Le cinéaste réussit son mélodrame parce qu'il trouve l'équilibre entre sobriété et scènes pour faire pleurer dans les chaumières (accompagné de ces quelques fulgurances visuelles dont il a le secret). Il ne force pas le trait mais ne rend pas son œuvre complètement hermétique au pathos. Et même lorsque, à la fin il bascule dans un spectacle lacrymal neigeux, il s'en sort avec les honneurs. Pourquoi ? Sans doute parce que toute sa mise en scène repose sur une série de jeux de miroirs : avec un enfant pris sous la glace, c'est l'image d'un corps inanimé dans le bassin de Marineland au début du film qui revient en écho ou encore celle du plexiglas séparant un gigantesque mammifère marin et une handicapée esseulée au milieu du métrage... Le cinéaste se balade entre réalisme et onirisme, parfois en forçant sa chance mais le plus souvent avec brio.

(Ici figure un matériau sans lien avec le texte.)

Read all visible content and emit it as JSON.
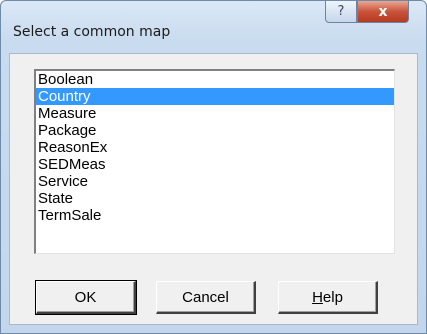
{
  "window": {
    "title": "Select a common map",
    "help_caption": "?",
    "close_caption": "x"
  },
  "listbox": {
    "selected_index": 1,
    "items": [
      "Boolean",
      "Country",
      "Measure",
      "Package",
      "ReasonEx",
      "SEDMeas",
      "Service",
      "State",
      "TermSale"
    ]
  },
  "buttons": {
    "ok_label": "OK",
    "cancel_label": "Cancel",
    "help_label_mnemonic": "H",
    "help_label_rest": "elp"
  },
  "colors": {
    "selection": "#3399ff",
    "close_button": "#c9543a"
  }
}
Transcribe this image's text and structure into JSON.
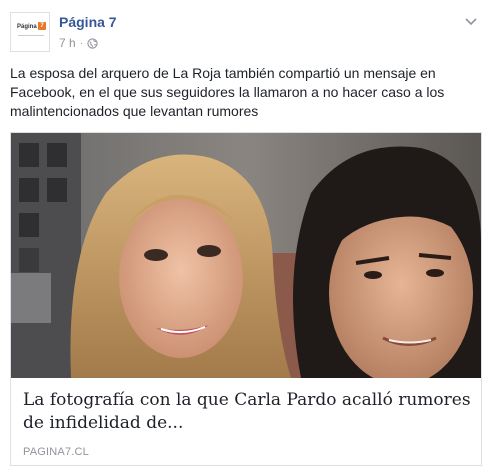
{
  "post": {
    "page_name": "Página 7",
    "time": "7 h",
    "separator": "·",
    "text": "La esposa del arquero de La Roja también compartió un mensaje en Facebook, en el que sus seguidores la llamaron a no hacer caso a los malintencionados que levantan rumores"
  },
  "avatar": {
    "logo_text": "Página",
    "logo_badge": "7"
  },
  "link": {
    "title": "La fotografía con la que Carla Pardo acalló rumores de infidelidad de...",
    "domain": "PAGINA7.CL"
  },
  "icons": {
    "privacy": "globe-icon",
    "menu": "chevron-down-icon"
  },
  "colors": {
    "page_name": "#365899",
    "meta": "#90949c",
    "text": "#1d2129",
    "border": "#dddfe2",
    "logo_accent": "#e8792b"
  }
}
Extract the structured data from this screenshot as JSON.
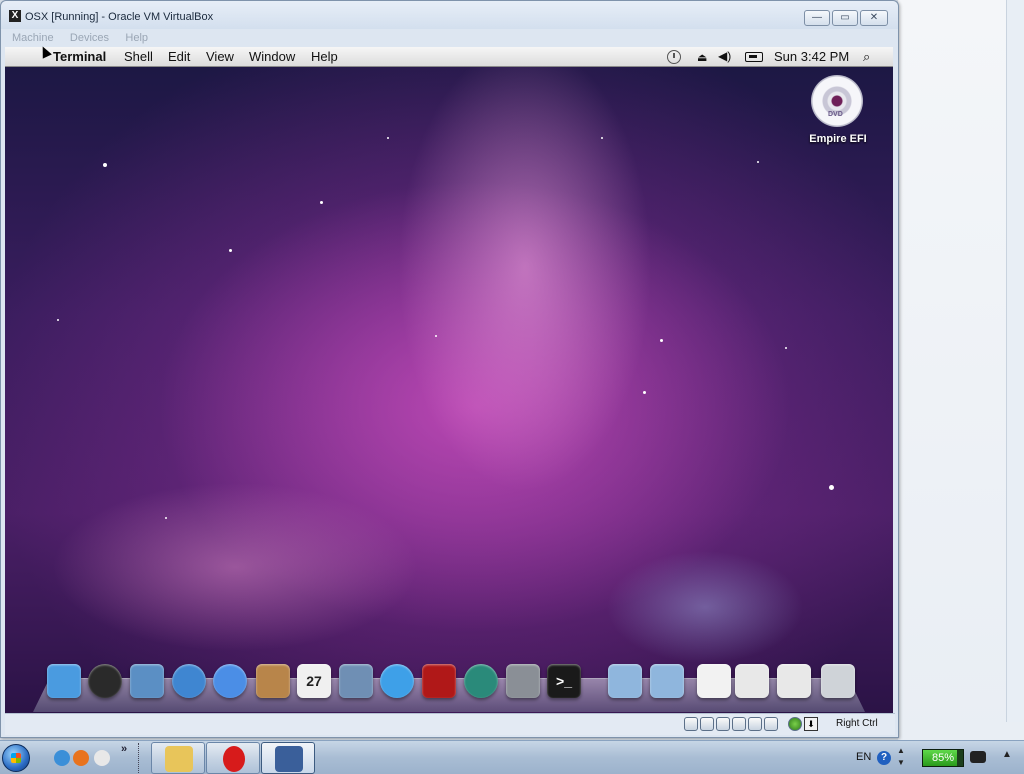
{
  "window": {
    "title": "OSX [Running] - Oracle VM VirtualBox",
    "app_icon": "X",
    "minimize_label": "—",
    "restore_label": "▭",
    "close_label": "✕"
  },
  "vbox_menu": [
    "Machine",
    "Devices",
    "Help"
  ],
  "guest_menubar": {
    "apple_icon": "apple-icon",
    "active_app": "Terminal",
    "items": [
      "Shell",
      "Edit",
      "View",
      "Window",
      "Help"
    ],
    "clock": "Sun 3:42 PM"
  },
  "desktop": {
    "volume_label": "Empire EFI",
    "volume_icon": "dvd-icon",
    "dvd_text": "DVD"
  },
  "dock": {
    "items": [
      {
        "name": "Finder",
        "icon": "finder-icon",
        "color": "#4a9be0"
      },
      {
        "name": "Dashboard",
        "icon": "dashboard-icon",
        "color": "#2a2a2a"
      },
      {
        "name": "Mail",
        "icon": "mail-icon",
        "color": "#5b8fc4"
      },
      {
        "name": "Safari",
        "icon": "safari-icon",
        "color": "#3f86d1"
      },
      {
        "name": "iChat",
        "icon": "ichat-icon",
        "color": "#4b8ee6"
      },
      {
        "name": "Address Book",
        "icon": "address-book-icon",
        "color": "#b8854a"
      },
      {
        "name": "iCal",
        "icon": "ical-icon",
        "color": "#f0f0f0",
        "glyph": "27"
      },
      {
        "name": "iPhoto",
        "icon": "iphoto-icon",
        "color": "#6f8fb4"
      },
      {
        "name": "iTunes",
        "icon": "itunes-icon",
        "color": "#3ea0e8"
      },
      {
        "name": "Front Row",
        "icon": "front-row-icon",
        "color": "#b01818"
      },
      {
        "name": "Time Machine",
        "icon": "time-machine-icon",
        "color": "#2a8a7a"
      },
      {
        "name": "System Preferences",
        "icon": "system-preferences-icon",
        "color": "#8a8f96"
      },
      {
        "name": "Terminal",
        "icon": "terminal-icon",
        "color": "#1a1a1a",
        "glyph": ">_"
      },
      {
        "name": "Applications",
        "icon": "applications-folder-icon",
        "color": "#8fb6dd"
      },
      {
        "name": "Documents",
        "icon": "documents-folder-icon",
        "color": "#8fb6dd"
      },
      {
        "name": "Downloads stack",
        "icon": "downloads-stack-icon",
        "color": "#f2f2f2"
      },
      {
        "name": "Screenshot 1",
        "icon": "screenshot-icon",
        "color": "#e8e8e8"
      },
      {
        "name": "Screenshot 2",
        "icon": "screenshot-icon",
        "color": "#e8e8e8"
      },
      {
        "name": "Trash",
        "icon": "trash-icon",
        "color": "#cfd3d8"
      }
    ]
  },
  "statusbar": {
    "host_key": "Right Ctrl"
  },
  "taskbar": {
    "quick_launch": [
      {
        "icon": "internet-explorer-icon",
        "color": "#3b8fd8"
      },
      {
        "icon": "firefox-icon",
        "color": "#e8731e"
      },
      {
        "icon": "chat-icon",
        "color": "#e8e8e8"
      }
    ],
    "more": "»",
    "buttons": [
      {
        "icon": "file-explorer-icon",
        "color": "#e8c55a"
      },
      {
        "icon": "opera-icon",
        "color": "#d71b1b"
      },
      {
        "icon": "virtualbox-icon",
        "color": "#3a5f9a"
      }
    ],
    "tray": {
      "language": "EN",
      "help_icon": "?",
      "battery_percent": "85%",
      "show_desktop": "▲"
    }
  }
}
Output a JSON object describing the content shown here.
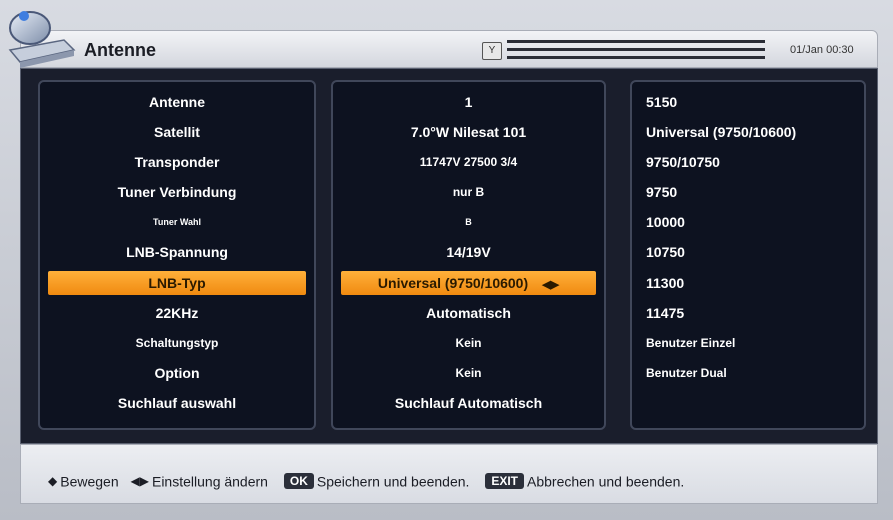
{
  "header": {
    "title": "Antenne",
    "clock": "01/Jan 00:30"
  },
  "columns": {
    "labels": [
      "Antenne",
      "Satellit",
      "Transponder",
      "Tuner Verbindung",
      "Tuner Wahl",
      "LNB-Spannung",
      "LNB-Typ",
      "22KHz",
      "Schaltungstyp",
      "Option",
      "Suchlauf auswahl"
    ],
    "values": [
      "1",
      "7.0°W Nilesat 101",
      "11747V 27500 3/4",
      "nur B",
      "B",
      "14/19V",
      "Universal (9750/10600)",
      "Automatisch",
      "Kein",
      "Kein",
      "Suchlauf Automatisch"
    ],
    "options": [
      "5150",
      "Universal (9750/10600)",
      "9750/10750",
      "9750",
      "10000",
      "10750",
      "11300",
      "11475",
      "Benutzer Einzel",
      "Benutzer Dual"
    ],
    "selected_index": 6
  },
  "footer": {
    "move": "Bewegen",
    "change": "Einstellung ändern",
    "ok_key": "OK",
    "ok_text": "Speichern und beenden.",
    "exit_key": "EXIT",
    "exit_text": "Abbrechen und beenden."
  },
  "icons": {
    "logo": "satellite-dish-icon",
    "signal": "signal-icon",
    "move": "up-down-arrows-icon",
    "change": "left-right-arrows-icon"
  }
}
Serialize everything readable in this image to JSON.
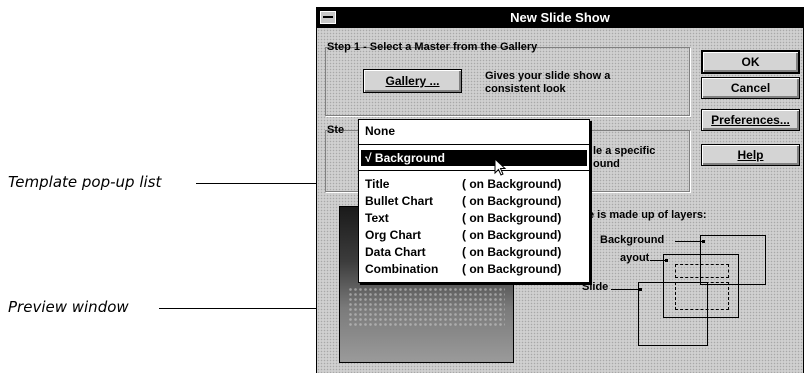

Naturellement, la moelle épinière du long métrage, c'est le couple en cours de formation et le film tâche de se débarrasser d'un maximum d'éléments qui pourraient alourdir leur relation. Scénaristiquement, le passé des personnages n'est qu'effleuré, les ellipses se multiplient – parfois au prix de raccourcis, sans aucun désir de vraisemblance (c'est un conte, rappelons-le et la dernière minute du film ne laisse aucun doute là-dessus). Pas de vraisemblance, certes, mais un certain réalisme social, un peu moins réussi. Aussi préférons-nous le combat mano a mano qui excite Stéphanie, cloitrée dans la voiture, au désespoir de la sœur d'Ali (Corinne Masiero), virée sans aucun respect du droit du travail (ce dont Ali est en partie responsable). C'est la trajectoire de ce dernier, qui navigue entre désir d'indépendance et sentiment d'obligation qui capte notre attention. Stéphanie, à qui il ne doit rien, se révèlerait l'amie ou l'amour parfait... si elle ne lui devait pas tant. Comme le montre si bien le film jusqu'à l'avant-dernière minute, rien ne se pérennise dans ce champ des possibles. Si la mise en scène d'Audiard, joue autant de l'écho entre les moments, c'est pour mieux montrer qu'ils seront toujours différents. En mieux comme en pire. Au spectateur de n'y voir que le beau (notre regard finit même par accepter les moignons de la dresseuse d'orque) mais il sait que ce merveilleux éclot dans un océan de désespoir. Heureusement que ça se finit bien…
nolan
Note de nolan : 3
De rouille et d'os (Jacques Audiard, 2012)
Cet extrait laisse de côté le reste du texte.